28.In cases where the application is examined in the so called normal procedures, the person may not be removed until a final decision is made. If the application is examined in the so called accelerated procedure, the person may be removed from the country before the decision is final, unless the court suspends the enforcement. The criteria for applying accelerated procedure are laid down in law and are based on the EU procedures directive 2013/32/EU. All applicants whose application has been handled in accelerated procedures do enjoy an effective possibility to request suspension of the removal, within the set 7 days' time-limit, and the removal may not be carried out before the court has decided on the request (this decision needs to be taken within 7 days). This was specified in a recent change in law. The legislation in force is in line with the relevant EU law as well as the Constitution of Finland and provides effective protection from refoulement.

B.Maintain sufficient capacity in reception facilities providing adequate shelter, basic services and humanitarian assistance to ensure that asylum seekers are not detained in punitive settings

29.Asylum seeker reception services are defined in the Reception Act (746/2011), that is, the law on the reception of persons seeking international protection and on recognizing and helping victims of human trafficking. These services include accommodation, social services, health care services, reception allowance, interpretation and translation services, activities and studies. Reception centers provide either meals or provide kitchen facilities. These services are provided both in normal reception services and in detention facilities. Asylum seekers can also organize their own accommodation.

30.The key principle for the reception system and the operation of and living in reception facilities is that the reception centres “accommodate” all asylum seekers and refugees regardless of their nationality, religion, gender or sexual orientation. As a rule there are no separate facilities for different types of groups (excluding unaccompanied minors). Various kinds of arrangements can be made within the facilities (e.g. women live in rooms designated for women) and residents with special needs can be accommodated in certain facilities where the provision of the services they need can be organised. In the facilities the residents may contact a social worker, instructor, social instructor or public health nurse if they feel any needs concerning their accommodation or other reasons. Every effort is being made to respond to the need for assistance as well as possible.

31.The Finnish Immigration Service launched a national reception system monitoring programme in January 2016. The operations of reception centres had already been monitored before but the programme made monitoring more systematic. This monitoring work is carried out through several methods: operating plans prepared by each reception centre and self-monitoring; guidance and advice; monitoring and evaluation visits and inspection activities; as well as sending out requests for information. Also the Parliamentary Ombudsman exercises control over reception centers.

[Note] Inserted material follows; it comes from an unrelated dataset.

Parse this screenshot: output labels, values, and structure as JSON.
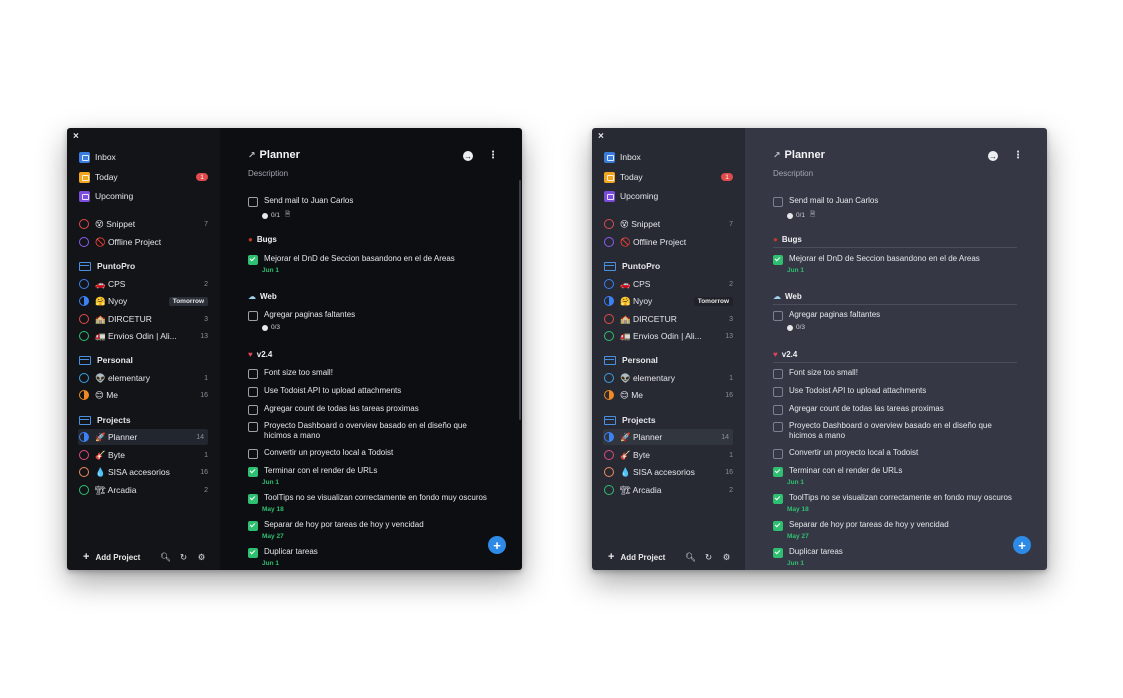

32.The Finnish Immigration Service has used this monitoring programme to assess the operations of Finnish reception centres between 1 January 2016 and 30 April 2017. The assessment report indicates that reception centres have mostly operated in an appropriate manner. Some shortcomings and faults were detected, for example in the decision-making concerning reception allowance, the preparation of work and study plans and the staffing of the reception centres. These identified shortcomings were fixed during the monitoring period.